Thursday, February 12, 2015

For the love of the written word...

 

I was a shy kid. I'd spend days behind my bed, my nose buried in a book. I took bites of prose like a starving refugee. And back in the 80s, with the Scholastic Book club inserts I'd carry home, my mom was always willing to buy a selection of each month, because she knew how quickly I would read them. I believe I read every Judy Blume and Beverly Cleary books, did reports on them at school, and imagined myself as one of the characters.

During fifth grade, we were introduced to creative writing. The idea of becoming the author, magically writing the prose someone else could read, completely flipped my mind sideways, and I immediately jumped at the chance.
Up until that point, my writing consisted of goofy little snipets of a 10 and 11 year olds life. Scribblings I can barely read now, from my younger self. I had picked out a cute little square "Cathy" diary (you remember the old comic of Cathy right?) to journal all my feelings into. I pre-dated it way into the future on the last page, February 26, 2015, my 40th birthday. That seemed SO far away. I'd be old, and so different by then. And somehow in my kid mind I believed I'd still be writing in that cute little diary. Telling stories of my husband, family, cute little life I had dreamt up, much like the stories of my youth.

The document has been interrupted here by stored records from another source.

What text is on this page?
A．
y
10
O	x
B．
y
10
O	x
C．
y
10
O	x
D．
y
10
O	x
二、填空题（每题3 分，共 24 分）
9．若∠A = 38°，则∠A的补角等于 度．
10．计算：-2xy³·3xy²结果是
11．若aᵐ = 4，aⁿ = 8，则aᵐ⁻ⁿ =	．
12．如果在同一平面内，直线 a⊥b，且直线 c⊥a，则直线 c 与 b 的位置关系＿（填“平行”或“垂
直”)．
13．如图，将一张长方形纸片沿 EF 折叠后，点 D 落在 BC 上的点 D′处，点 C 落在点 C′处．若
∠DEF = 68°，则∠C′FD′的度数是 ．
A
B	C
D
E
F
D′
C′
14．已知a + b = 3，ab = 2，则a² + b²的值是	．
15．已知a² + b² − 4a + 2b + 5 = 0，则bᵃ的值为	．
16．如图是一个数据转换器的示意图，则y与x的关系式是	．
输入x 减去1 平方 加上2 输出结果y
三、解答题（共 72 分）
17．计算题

But in 5th grade, creativity and the excitement of crafting a story was born. I still have those stories, bound by staples, on looseleaf papers tucked away in my personal stash of memories in our basement. Humble begins of my young creative juices. I went to a Catholic school from kindergarten through eighth grade so the stories took on images of being trapped in school, and reprimanded by the sisters, or thoughts on how life would be if Jesus was just a person in class with us. Nothing earth shattering, but it pushed me to come up with new ways to express characters. And they are a riot to look back on now. Oh the stories of those stories.

In later years, notebooks, spirals of angst from my teen years and college were filled nightly. Comments and observations flowed on the person who wronged me, the guy who wouldn't notice me, the friends who betrayed me. All the anger, resentment, hurt, flowed from a pen into my notebooks. I picked specific composition notebooks, a special pen, and watched the words encapsulated in those notebooks like a hawk for fear a roommate, my parents, would try to steal them by reading my emotions dripping from their contents.

In college, I elevated my game, and found poetry. The love affair of certain words, formulated with specific patterns and rhythms, allowed me to add further "feeling" into my words. I became enthralled with works of Keats, e.e. Cummings, Yeats. I became the little bookworm kid again, devouring verse and quotes I could live my life by. And committing my own style to my poems. Coming up with a cute notebook name, and oddly, (maybe for fear of the edits and never feeling comfortable enough with my ability within poetry) I always jotted them down in pencil.

But as I fell victim to the world of a full time job, my writing suffered. I quit journaling and pouring my heart on a page. Especially because my job became documentation (I was a technical writer in a past life) the idea of then coming home after putting together content or a user guide became less than inviting. I fell victim to writing becoming a "job" and so I quit doing it for fun, for release, for passions. The only time things awakened my need to jot down feelings were when I was left raw (the heartbreak of a lost relationship or friendship, the anger of a world event). Writing took a backseat to my every day life, not a way to balance every day life.

This too is ironic. As a child, I wanted to be an engineer, just like my dad. When my AP English teacher mentioned I had a knack for writing my junior year in high school, the idea of a job related to writing was planted in the front of my brain. I decided on journalism as major, but shifted gears after graduation. Vanity and lack of making money (even if was based on my passions) led to computers winning out. So while writing and my passions for learning through words, and using it to teach were still present, the fun of creating disappeared.

Cut to this very moment, this challenge, this push to jump back into writing on the suggestion of a good friend, and my love affair with letting the moods and thoughts pour through my hands like water has illuminated me again with the very thought of creating. Writing for me, as well as the consuming of others' words, has always kept my heart full. When it is absent, you can clearly see the changes in my personality and level of happiness. So I  am excited for the new journey that diving back into the writing world has allowed me through this challenge. And looking forward to the new prose, new emotions that flow out of my hands as an older "shy kid" if for nothing more to allow the hunger in me for words, to again be quenched.